Je voudrais, comme bon nombre de mes collègues, dont MM. Cinieri et Morel-A-L’Huissier, revenir sur la question de l’égalité des territoires et de l’égalité des citoyens dans ce texte. Celui-ci, au-delà des problématiques que peut soulever son intitulé, pose aussi la question de l’espoir qu’il suscite chez ceux qui s’imaginent que tous les problèmes qu’ils rencontrent seront résolus demain.
Dans l’article 1er, la mise en accessibilité des données publiques a été très bien présentée par l’une de vos oratrices, que j’ai écoutée avec beaucoup d’attention : rappelant que, dans la situation actuelle, les administrés demandent à l’administration de fournir un certain nombre d’éléments et que vous souhaitez que, demain, l’administration mette ceux-ci à disposition des administrés avant même qu’ils ne le demandent, elle a expliqué que ce revirement posera un problème grave aux collectivités rurales.
En effet, à l’heure actuelle, celles-ci ne parviennent déjà pas à dématérialiser de simples données comptables parce que le débit n’est pas suffisant : il y a donc déjà une rupture d’égalité. Comment ces collectivités locales feront-elles demain pour appliquer la loi qui sera probablement votée dans les jours qui viennent et pour mettre à disposition de leurs administrés, au même titre que pour les autres institutions, les données qui seront exigibles par chacun en application de cette loi ?
Cela m’amène à une réflexion sur d’autres types d’inégalités et à un constat très simple : il aurait été bien préférable de mettre en début de ce texte la partie qui s’y trouve à la fin, même si elle ne fait qu’évoquer la question des infrastructures qui permettront peut-être un jour de combler le gouffre entre ceux qui sont déjà bien équipés, et qui se trouvent aujourd’hui dans les ensembles urbains importants, et ceux qui ne le sont pas et n’ont malheureusement aucune perspective de l’être.
Pour vous citer un exemple, dans mon département de l’Aveyron, comme partout, une structure a été créée pour mettre en oeuvre le plan France Très Haut Débit.
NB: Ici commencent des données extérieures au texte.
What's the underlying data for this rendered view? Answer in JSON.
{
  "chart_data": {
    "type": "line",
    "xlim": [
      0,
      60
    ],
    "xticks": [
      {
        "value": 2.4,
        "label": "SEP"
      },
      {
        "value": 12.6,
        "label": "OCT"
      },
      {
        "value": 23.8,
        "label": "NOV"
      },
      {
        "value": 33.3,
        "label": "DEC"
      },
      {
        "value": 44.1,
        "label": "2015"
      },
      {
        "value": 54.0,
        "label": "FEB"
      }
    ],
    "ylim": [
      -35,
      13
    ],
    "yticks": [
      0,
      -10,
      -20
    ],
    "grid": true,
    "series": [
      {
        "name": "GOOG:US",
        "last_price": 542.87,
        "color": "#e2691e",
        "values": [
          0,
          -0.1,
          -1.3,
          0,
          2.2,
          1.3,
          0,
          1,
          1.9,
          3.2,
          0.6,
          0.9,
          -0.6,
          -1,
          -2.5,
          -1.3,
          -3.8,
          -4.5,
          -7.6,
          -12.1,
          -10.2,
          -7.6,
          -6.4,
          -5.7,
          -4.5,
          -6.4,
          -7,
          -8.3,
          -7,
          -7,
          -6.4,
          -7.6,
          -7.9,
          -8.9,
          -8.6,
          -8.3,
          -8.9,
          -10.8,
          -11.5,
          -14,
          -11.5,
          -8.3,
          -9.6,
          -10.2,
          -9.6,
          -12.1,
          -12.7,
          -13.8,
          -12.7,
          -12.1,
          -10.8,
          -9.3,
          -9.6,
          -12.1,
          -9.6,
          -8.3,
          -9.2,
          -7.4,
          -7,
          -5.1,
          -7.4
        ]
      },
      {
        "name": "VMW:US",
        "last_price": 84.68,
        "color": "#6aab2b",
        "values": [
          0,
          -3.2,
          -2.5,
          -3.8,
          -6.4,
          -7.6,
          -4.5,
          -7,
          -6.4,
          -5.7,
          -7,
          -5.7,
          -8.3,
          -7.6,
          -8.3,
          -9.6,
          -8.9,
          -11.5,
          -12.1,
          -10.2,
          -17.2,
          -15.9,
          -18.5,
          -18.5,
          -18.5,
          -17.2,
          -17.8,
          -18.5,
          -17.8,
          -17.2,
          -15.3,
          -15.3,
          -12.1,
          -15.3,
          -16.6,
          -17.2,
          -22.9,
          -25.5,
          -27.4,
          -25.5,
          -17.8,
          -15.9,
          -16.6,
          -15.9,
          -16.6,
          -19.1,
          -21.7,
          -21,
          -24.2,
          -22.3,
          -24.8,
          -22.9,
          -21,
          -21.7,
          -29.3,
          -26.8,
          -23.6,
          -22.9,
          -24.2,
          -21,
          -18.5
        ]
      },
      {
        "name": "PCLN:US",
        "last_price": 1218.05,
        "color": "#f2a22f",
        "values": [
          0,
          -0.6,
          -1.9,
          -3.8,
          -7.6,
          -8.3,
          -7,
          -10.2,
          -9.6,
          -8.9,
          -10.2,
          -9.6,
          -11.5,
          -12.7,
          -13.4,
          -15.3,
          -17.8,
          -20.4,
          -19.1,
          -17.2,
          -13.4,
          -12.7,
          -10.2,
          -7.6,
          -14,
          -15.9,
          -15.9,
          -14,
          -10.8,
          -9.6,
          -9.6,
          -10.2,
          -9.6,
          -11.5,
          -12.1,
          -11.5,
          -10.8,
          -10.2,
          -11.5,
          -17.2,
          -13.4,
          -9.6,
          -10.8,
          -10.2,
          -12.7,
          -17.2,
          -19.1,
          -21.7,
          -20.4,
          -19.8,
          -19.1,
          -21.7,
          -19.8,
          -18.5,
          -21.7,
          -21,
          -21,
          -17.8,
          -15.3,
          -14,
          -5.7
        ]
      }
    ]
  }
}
Cette structure prévoit une contribution, à hauteur de 10 euros par an et par habitant pendant quinze ans, à ce qui ne sera très souvent que de la montée en débit, et non du FTTH. Cette montée en débit améliorera la situation de 30 % de la population, les 30 % déjà les mieux desservis.
Ainsi, en 2020-2025, 70 % des gens habitant en zone rurale n’auront pas accès aux technologies – lesquelles auront nécessairement évolué dans l’intervalle – ni aux données publiques que vous voulez rendre accessibles avec cet article. De surcroît, ils feront face à une administration qui ne pourra pas appliquer la loi – si ce texte est voté en l’état.